Associate Professor Dr. Li Jianyao
Associate Professor Dr Li Jianyao, Dean of Faculty of Tourism and Hospitality Management, UCSI University Sarawak Campus, addressed the crowd.  This event was organized by the students of Diploma in Hotel Management.  They spent two months to plan for this event.  They are proud and happy that they have helped successfully raised RM4,000 for the Cheshire Home.  Mr Anthony Jong, Assistant Honourary Treasure, Sarawak Cheshire Home, was on hand to receive the mock cheque.   Also on hand was Mr Harvard Wong, Project Manager of Charity Walk for Hearts. 

L-R: Ashley, Dr. Li, Harvard  and Anthony

 Let the walk begin...


Participants ready to go
The signage made me smile
So we didn't lose our way
Following the crowd
Even the cat waved us on
Not part of the walk but me likes!

To the finish we go...


Me, Anthony Lau and Reuben Su
Nasa Zaidul looking very happy indeed
The only four-legged participant
Berbuka Puasa goodies
Lucky draw hamper time!
UCSI group photo
Reuben with Andrea Ong, the emcee

A jolly good time!

I truly enjoyed myself. From the moment I contacted the tireless Aron to register for the walk I knew this was going to be a wonderful event.  Aron went to the gym to to help me register one evening.  Later he would drop off the t-shirts at another gym in the evening.  Now that is what I call truly hands-on service.  This augurs well for the whole USCI University as well if there are ambassadors such as these.  Then there was Andrea who was so helpful with her notes.  It's the little things that always make me happy.  Like the fact that the kind lady helped me with my berbuka puasa goodies.  I was surprised at the amount of food I had gotten, and that was something to look forward to in the evening.  There was no shortage of refreshments and snacks for those who participated.  Everyone was really friendly.  The Reservoir Park venue was the perfect choice too.  Even though we started walking a bit late, we didn't feel the heat, as we talked up a storm all the way to the finish line.
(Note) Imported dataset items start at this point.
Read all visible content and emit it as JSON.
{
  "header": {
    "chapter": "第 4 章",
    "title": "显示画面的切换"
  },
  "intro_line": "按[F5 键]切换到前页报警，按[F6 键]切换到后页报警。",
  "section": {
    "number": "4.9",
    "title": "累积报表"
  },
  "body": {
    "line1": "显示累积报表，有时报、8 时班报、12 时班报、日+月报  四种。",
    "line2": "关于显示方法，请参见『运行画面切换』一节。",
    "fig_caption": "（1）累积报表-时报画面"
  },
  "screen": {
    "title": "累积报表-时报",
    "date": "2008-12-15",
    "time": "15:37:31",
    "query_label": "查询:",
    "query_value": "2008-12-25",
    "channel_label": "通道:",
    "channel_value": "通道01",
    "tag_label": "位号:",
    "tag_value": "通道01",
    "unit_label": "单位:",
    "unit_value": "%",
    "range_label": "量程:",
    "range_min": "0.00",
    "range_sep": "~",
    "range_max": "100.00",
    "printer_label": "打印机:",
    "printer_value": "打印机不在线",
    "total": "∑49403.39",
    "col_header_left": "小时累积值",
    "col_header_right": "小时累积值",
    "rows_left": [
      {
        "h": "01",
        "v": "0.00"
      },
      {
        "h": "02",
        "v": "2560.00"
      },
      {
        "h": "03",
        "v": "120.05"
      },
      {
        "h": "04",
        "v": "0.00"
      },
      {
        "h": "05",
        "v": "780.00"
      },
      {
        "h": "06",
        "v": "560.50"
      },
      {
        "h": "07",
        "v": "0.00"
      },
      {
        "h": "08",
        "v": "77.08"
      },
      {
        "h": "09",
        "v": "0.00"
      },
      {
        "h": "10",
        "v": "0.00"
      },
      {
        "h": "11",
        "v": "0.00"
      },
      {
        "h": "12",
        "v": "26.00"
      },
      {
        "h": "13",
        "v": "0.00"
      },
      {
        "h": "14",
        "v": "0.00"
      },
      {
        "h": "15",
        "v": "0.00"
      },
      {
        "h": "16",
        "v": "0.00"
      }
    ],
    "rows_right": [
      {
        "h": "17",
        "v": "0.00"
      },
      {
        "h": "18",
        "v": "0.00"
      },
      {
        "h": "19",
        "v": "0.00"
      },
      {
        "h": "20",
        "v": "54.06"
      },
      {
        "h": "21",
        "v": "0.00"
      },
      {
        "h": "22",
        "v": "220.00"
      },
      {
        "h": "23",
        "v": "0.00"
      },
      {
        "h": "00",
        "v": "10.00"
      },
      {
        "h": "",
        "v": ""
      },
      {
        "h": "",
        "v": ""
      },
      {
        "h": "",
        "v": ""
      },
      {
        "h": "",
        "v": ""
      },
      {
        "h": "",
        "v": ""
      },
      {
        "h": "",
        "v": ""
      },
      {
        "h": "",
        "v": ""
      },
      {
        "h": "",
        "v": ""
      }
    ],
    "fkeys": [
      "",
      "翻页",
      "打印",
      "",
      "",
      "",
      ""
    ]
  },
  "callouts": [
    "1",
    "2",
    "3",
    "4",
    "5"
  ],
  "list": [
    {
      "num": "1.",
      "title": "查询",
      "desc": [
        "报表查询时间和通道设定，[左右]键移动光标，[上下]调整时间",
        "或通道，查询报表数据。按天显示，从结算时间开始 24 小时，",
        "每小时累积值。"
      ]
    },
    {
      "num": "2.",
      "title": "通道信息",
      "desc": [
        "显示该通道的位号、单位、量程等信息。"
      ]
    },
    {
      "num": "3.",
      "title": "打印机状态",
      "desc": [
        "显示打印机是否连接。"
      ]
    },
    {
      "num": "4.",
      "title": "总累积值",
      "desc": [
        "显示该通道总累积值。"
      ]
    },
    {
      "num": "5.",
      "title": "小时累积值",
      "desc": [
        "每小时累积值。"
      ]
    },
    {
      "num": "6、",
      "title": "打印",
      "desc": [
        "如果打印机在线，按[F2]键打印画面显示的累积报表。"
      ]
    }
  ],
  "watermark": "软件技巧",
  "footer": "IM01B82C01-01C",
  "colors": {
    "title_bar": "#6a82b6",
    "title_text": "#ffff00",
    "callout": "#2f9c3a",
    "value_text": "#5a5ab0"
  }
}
I was later informed that it wasn't actually a 5km walk. The route had been shortened! Hence the readouts of 3.8km and 4.3km on different GPS tracking devices.  In fact they shortened it because several OKUs were supposed to have joined in the walk to.  Unfortunately they didn't turn up.  That's the sort of thing that makes my heart smile.  Thus the charity walk was aptly named.  Yes this was a charity event, but it was also a walkathon awareness programme.  The fact that so many youngsters participated was a tremendous sign.  This was definitely a job well done and everyone who had a part in organising the Charity Walk for Hearts should give themselves a mighty big pat on the back.  The residents of the Sarawak Cheshire  Home might not know you but I am positive they are ever so grateful for what you have done.  Keep up the good work guys!

The Reservoir Park


In my excitement to write about the Charity Walk for Hearts I forgot to tell people from outside Kuching more about the Sarawak Cheshire Home.  It was officially declared open in November 1969.  However it's formation went back as far as 1966.  A group of people who had heard about the works of the Cheshire Homes, founded by Group Captain Leonard Cheshire began to make plans to establish a home in Kuching  to serve the incurably sick and handicapped for whom there was no special places.  By May 1966, Group Captain Cheshire himself visited Kuching to see into the possibility of establishing a Home here.  The Sarawak Social Welfare Council gave momentum to the fund raising drive with a generous grant.  This grant has been continued annually by the Ministry of Welfare.  The hard work and many contributions of interested individuals from all over the State has since made the construction and running of the Sarawak Cheshire Home possible.